Ein neues Wirtschaftsszenario

  • Auf Wunsch aus folgendem Tread


    http://www.telefon-treff.de/sh…6&perpage=15&pagenumber=9


    und der Diskussion von Hadraniel mache ich jetzt mal diesen Tread auf. Ich denke der Bundestagswahltread ist für dieses Thema zu überladen. Falls jemand der Mods eine anderer Meinung hat dann bitte an das passende Thema dranhängen.
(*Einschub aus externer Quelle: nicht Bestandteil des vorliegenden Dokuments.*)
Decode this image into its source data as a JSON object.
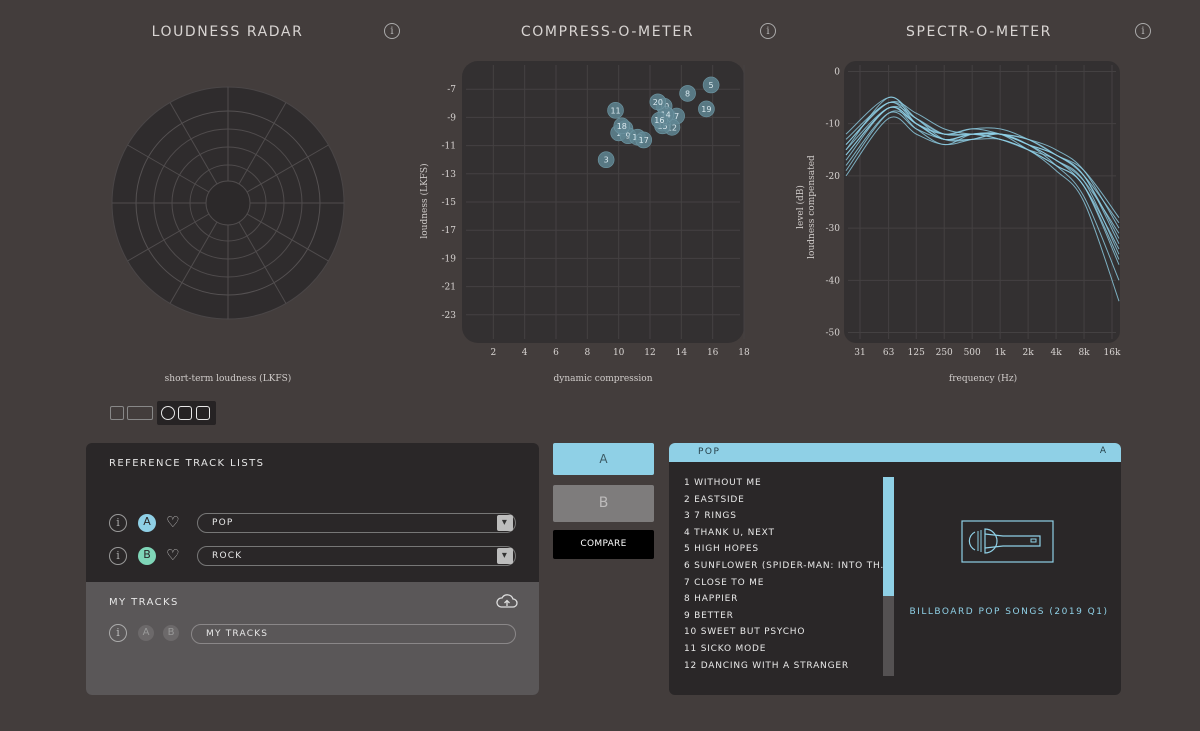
{
  "loudness_radar": {
    "title": "LOUDNESS RADAR",
    "axis_label": "short-term loudness (LKFS)"
  },
  "compress_o_meter": {
    "title": "COMPRESS-O-METER",
    "xlabel": "dynamic compression",
    "ylabel": "loudness (LKFS)"
  },
  "spectr_o_meter": {
    "title": "SPECTR-O-METER",
    "xlabel": "frequency (Hz)",
    "ylabel_line1": "level (dB)",
    "ylabel_line2": "loudness compensated"
  },
  "info_glyph": "i",
  "chart_data": [
    {
      "type": "scatter",
      "title": "COMPRESS-O-METER",
      "xlabel": "dynamic compression",
      "ylabel": "loudness (LKFS)",
      "xlim": [
        0,
        18
      ],
      "ylim": [
        -25,
        -5
      ],
      "xticks": [
        2,
        4,
        6,
        8,
        10,
        12,
        14,
        16,
        18
      ],
      "yticks": [
        -7,
        -9,
        -11,
        -13,
        -15,
        -17,
        -19,
        -21,
        -23
      ],
      "points": [
        {
          "label": "1",
          "x": 10.0,
          "y": -10.1
        },
        {
          "label": "2",
          "x": 10.4,
          "y": -9.8
        },
        {
          "label": "3",
          "x": 9.2,
          "y": -12.0
        },
        {
          "label": "4",
          "x": 13.2,
          "y": -9.0
        },
        {
          "label": "5",
          "x": 15.9,
          "y": -6.7
        },
        {
          "label": "6",
          "x": 12.8,
          "y": -9.4
        },
        {
          "label": "7",
          "x": 13.7,
          "y": -8.9
        },
        {
          "label": "8",
          "x": 14.4,
          "y": -7.3
        },
        {
          "label": "9",
          "x": 10.6,
          "y": -10.3
        },
        {
          "label": "10",
          "x": 12.9,
          "y": -8.2
        },
        {
          "label": "11",
          "x": 9.8,
          "y": -8.5
        },
        {
          "label": "12",
          "x": 13.4,
          "y": -9.7
        },
        {
          "label": "13",
          "x": 11.2,
          "y": -10.4
        },
        {
          "label": "14",
          "x": 13.0,
          "y": -8.8
        },
        {
          "label": "15",
          "x": 12.8,
          "y": -9.6
        },
        {
          "label": "16",
          "x": 12.6,
          "y": -9.2
        },
        {
          "label": "17",
          "x": 11.6,
          "y": -10.6
        },
        {
          "label": "18",
          "x": 10.2,
          "y": -9.6
        },
        {
          "label": "19",
          "x": 15.6,
          "y": -8.4
        },
        {
          "label": "20",
          "x": 12.5,
          "y": -7.9
        }
      ]
    },
    {
      "type": "line",
      "title": "SPECTR-O-METER",
      "xlabel": "frequency (Hz)",
      "ylabel": "level (dB) loudness compensated",
      "x_ticks": [
        "31",
        "63",
        "125",
        "250",
        "500",
        "1k",
        "2k",
        "4k",
        "8k",
        "16k"
      ],
      "x_hz": [
        31,
        63,
        125,
        250,
        500,
        1000,
        2000,
        4000,
        8000,
        16000
      ],
      "ylim": [
        -52,
        2
      ],
      "yticks": [
        0,
        -10,
        -20,
        -30,
        -40,
        -50
      ],
      "series_values": [
        [
          -15,
          -7,
          -10,
          -13,
          -12,
          -12,
          -14,
          -17,
          -21,
          -31
        ],
        [
          -12,
          -5,
          -9,
          -12,
          -11,
          -11,
          -13,
          -16,
          -19,
          -28
        ],
        [
          -18,
          -8,
          -11,
          -13,
          -13,
          -13,
          -15,
          -18,
          -22,
          -36
        ],
        [
          -14,
          -6,
          -8,
          -11,
          -12,
          -12,
          -13,
          -16,
          -20,
          -33
        ],
        [
          -20,
          -9,
          -12,
          -14,
          -13,
          -12,
          -14,
          -16,
          -20,
          -29
        ],
        [
          -16,
          -7,
          -10,
          -12,
          -12,
          -13,
          -15,
          -17,
          -22,
          -34
        ],
        [
          -13,
          -6,
          -9,
          -13,
          -13,
          -12,
          -14,
          -18,
          -24,
          -40
        ],
        [
          -17,
          -7,
          -11,
          -14,
          -12,
          -12,
          -13,
          -15,
          -19,
          -30
        ],
        [
          -15,
          -5,
          -10,
          -12,
          -11,
          -12,
          -14,
          -17,
          -21,
          -35
        ],
        [
          -19,
          -8,
          -10,
          -13,
          -12,
          -13,
          -15,
          -19,
          -25,
          -44
        ],
        [
          -16,
          -7,
          -9,
          -12,
          -12,
          -12,
          -14,
          -16,
          -20,
          -32
        ],
        [
          -14,
          -6,
          -10,
          -13,
          -12,
          -12,
          -15,
          -18,
          -22,
          -37
        ]
      ]
    }
  ],
  "view_toggles": [
    "small-view",
    "wide-view",
    "circle-view",
    "square-view-1",
    "square-view-2"
  ],
  "reference_panel": {
    "title": "REFERENCE TRACK LISTS",
    "rows": [
      {
        "badge": "A",
        "value": "POP",
        "badge_color": "#8fd0e6"
      },
      {
        "badge": "B",
        "value": "ROCK",
        "badge_color": "#7fd6b8"
      }
    ],
    "select_arrow": "▾",
    "heart": "♡"
  },
  "my_tracks_panel": {
    "title": "MY TRACKS",
    "badges": [
      "A",
      "B"
    ],
    "value": "MY TRACKS"
  },
  "ab_buttons": {
    "a_label": "A",
    "b_label": "B",
    "compare_label": "COMPARE"
  },
  "tracklist_panel": {
    "header": "POP",
    "header_badge": "A",
    "playlist_name": "BILLBOARD POP SONGS (2019 Q1)",
    "scroll_fraction": 0.6,
    "tracks": [
      "1  WITHOUT ME",
      "2  EASTSIDE",
      "3  7 RINGS",
      "4  THANK U, NEXT",
      "5  HIGH HOPES",
      "6  SUNFLOWER (SPIDER-MAN: INTO TH...",
      "7  CLOSE TO ME",
      "8  HAPPIER",
      "9  BETTER",
      "10  SWEET BUT PSYCHO",
      "11  SICKO MODE",
      "12  DANCING WITH A STRANGER"
    ]
  },
  "colors": {
    "background": "#433d3c",
    "chart_bg": "#333031",
    "accent_blue": "#8fd0e6",
    "accent_green": "#7fd6b8",
    "point_fill": "#5f8592"
  }
}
    Es geht um folgendes Interwiew:


    http://www.telefontreff.de/sho…&highlight=DM#post1554045


    Anfangs habe ich mich von diesem Wirtschaftszenario distanziert. Doch je länger ich darüber nachdenke, oder auch im Freundeskreis darüber diskutiere, desto mehr könnte ich mich damit anfreunden. Wie auch der DM Chef sagt zahlt eigentlich ein Unternehmen fakto keine Steuern. Diese Steuern werden auf das Produkt erhoben, welches durch den Konsument erworben wird, und somit zahlt dieser. Aus eigener Erfahrung kann ich das bestätigen, möchte aber nicht näher darauf eingehen. Da der Konsument auch noch eine MwSt zahlt, zahlt dieser doppelt. Warum also nicht die Steuern der Unternehmen einfach abschaffen. Ebenso, durch Wegfall der weiteren Steuern, die MwSt hochsetzen.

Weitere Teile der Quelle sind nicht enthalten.